Dia cemburu. Tapi, dia telat. Edo selalu menyebut Fiola adalah perempuan yang berbeda dari semua perempuan yang dia kencani. Dari situ, Alana tahu diri.
Mengubur perasaan bukanlah hal mudah. Apa lagi harus bertemu sang pujaan hampir tiap hari. Menjadi saksi mata orang yang kita cintai bersama orang lain. Dan Alana, menjalani harinya seperti itu.
Pada akhirnya, berita seperti palu godam menimpa Alana. Lelaki yang dia cintai diam-diam akan melamar kekasihnya.
"Aku mau melamar Fiola. Kayaknya emang ini waktu yang tepat buat jalanin kehidupan baru."
Itu katanya saat makan bersama dengan Alana di apartement ini.
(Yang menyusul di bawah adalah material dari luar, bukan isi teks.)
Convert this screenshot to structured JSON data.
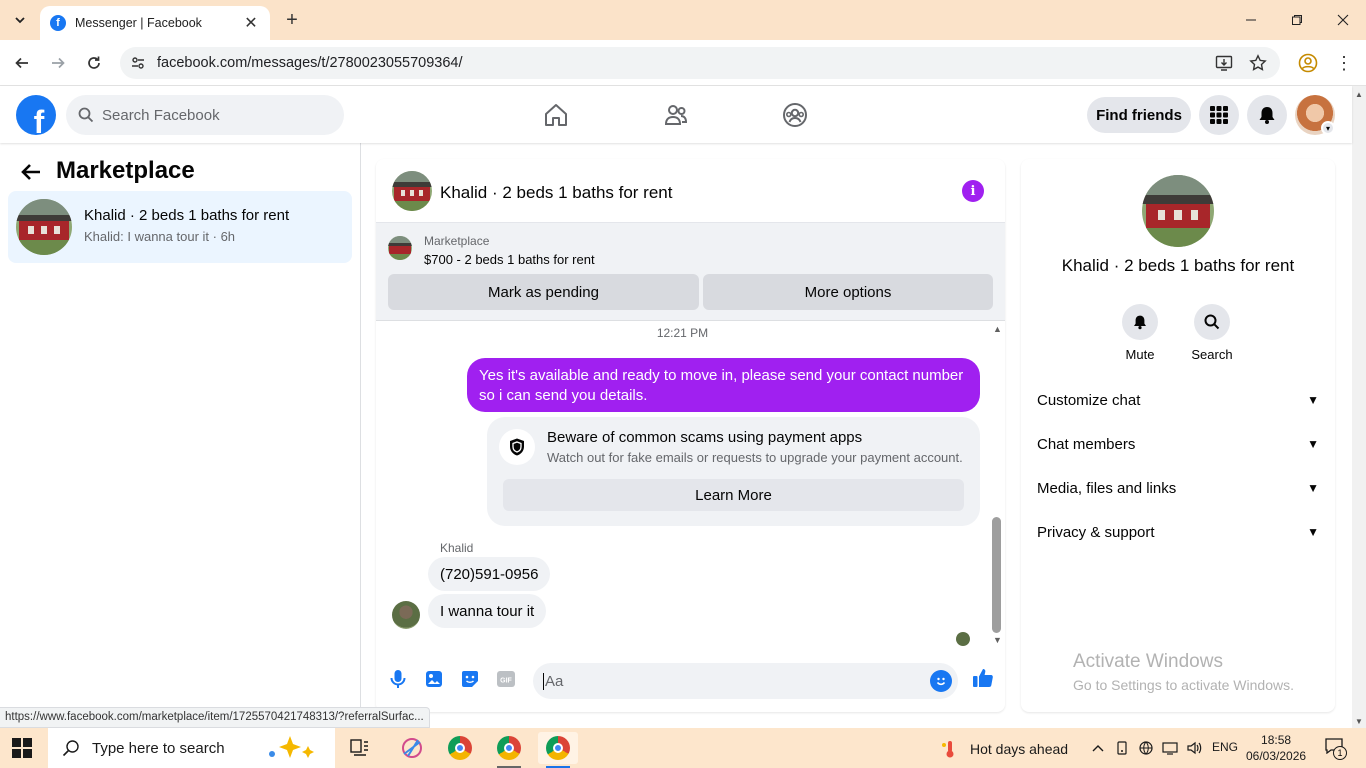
{
  "browser": {
    "tab_title": "Messenger | Facebook",
    "url": "facebook.com/messages/t/2780023055709364/",
    "status_url": "https://www.facebook.com/marketplace/item/1725570421748313/?referralSurfac..."
  },
  "fb_header": {
    "logo_letter": "f",
    "search_placeholder": "Search Facebook",
    "find_friends_label": "Find friends"
  },
  "left_panel": {
    "title": "Marketplace",
    "conversations": [
      {
        "name": "Khalid · 2 beds 1 baths for rent",
        "snippet": "Khalid: I wanna tour it · 6h"
      }
    ]
  },
  "chat": {
    "title": "Khalid · 2 beds 1 baths for rent",
    "info_glyph": "i",
    "listing": {
      "source": "Marketplace",
      "description": "$700 - 2 beds 1 baths for rent",
      "mark_pending_label": "Mark as pending",
      "more_options_label": "More options"
    },
    "timestamp": "12:21 PM",
    "outgoing_message": "Yes it's available and ready to move in, please send your contact number so i can send you details.",
    "scam_notice": {
      "title": "Beware of common scams using payment apps",
      "body": "Watch out for fake emails or requests to upgrade your payment account.",
      "button_label": "Learn More"
    },
    "sender_name": "Khalid",
    "incoming_messages": [
      "(720)591-0956",
      "I wanna tour it"
    ],
    "composer_placeholder": "Aa"
  },
  "details": {
    "name": "Khalid · 2 beds 1 baths for rent",
    "actions": [
      {
        "label": "Mute",
        "icon": "bell-icon"
      },
      {
        "label": "Search",
        "icon": "search-icon"
      }
    ],
    "sections": [
      "Customize chat",
      "Chat members",
      "Media, files and links",
      "Privacy & support"
    ]
  },
  "watermark": {
    "line1": "Activate Windows",
    "line2": "Go to Settings to activate Windows."
  },
  "taskbar": {
    "search_placeholder": "Type here to search",
    "weather": "Hot days ahead",
    "language": "ENG",
    "time": "18:58",
    "date": "06/03/2026",
    "notification_count": "1"
  },
  "colors": {
    "messenger_purple": "#a020f0",
    "facebook_blue": "#1877f2",
    "selected_conversation_bg": "#ebf5ff"
  }
}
Alana hanya bisa tersenyum kaku dan mendoakan segalanya untuk kebahagiaan Edo.
Menjauh adalah persiapan yang Alana lakukan untuk menguatkan hatinya. Dia mengisi amunisi agar saat bertemu lagi dengan Edo diatas pelaminan, dia akan kuat. Tapi, apa yang dia lakukan ternyata membuat Edo berpikir lain.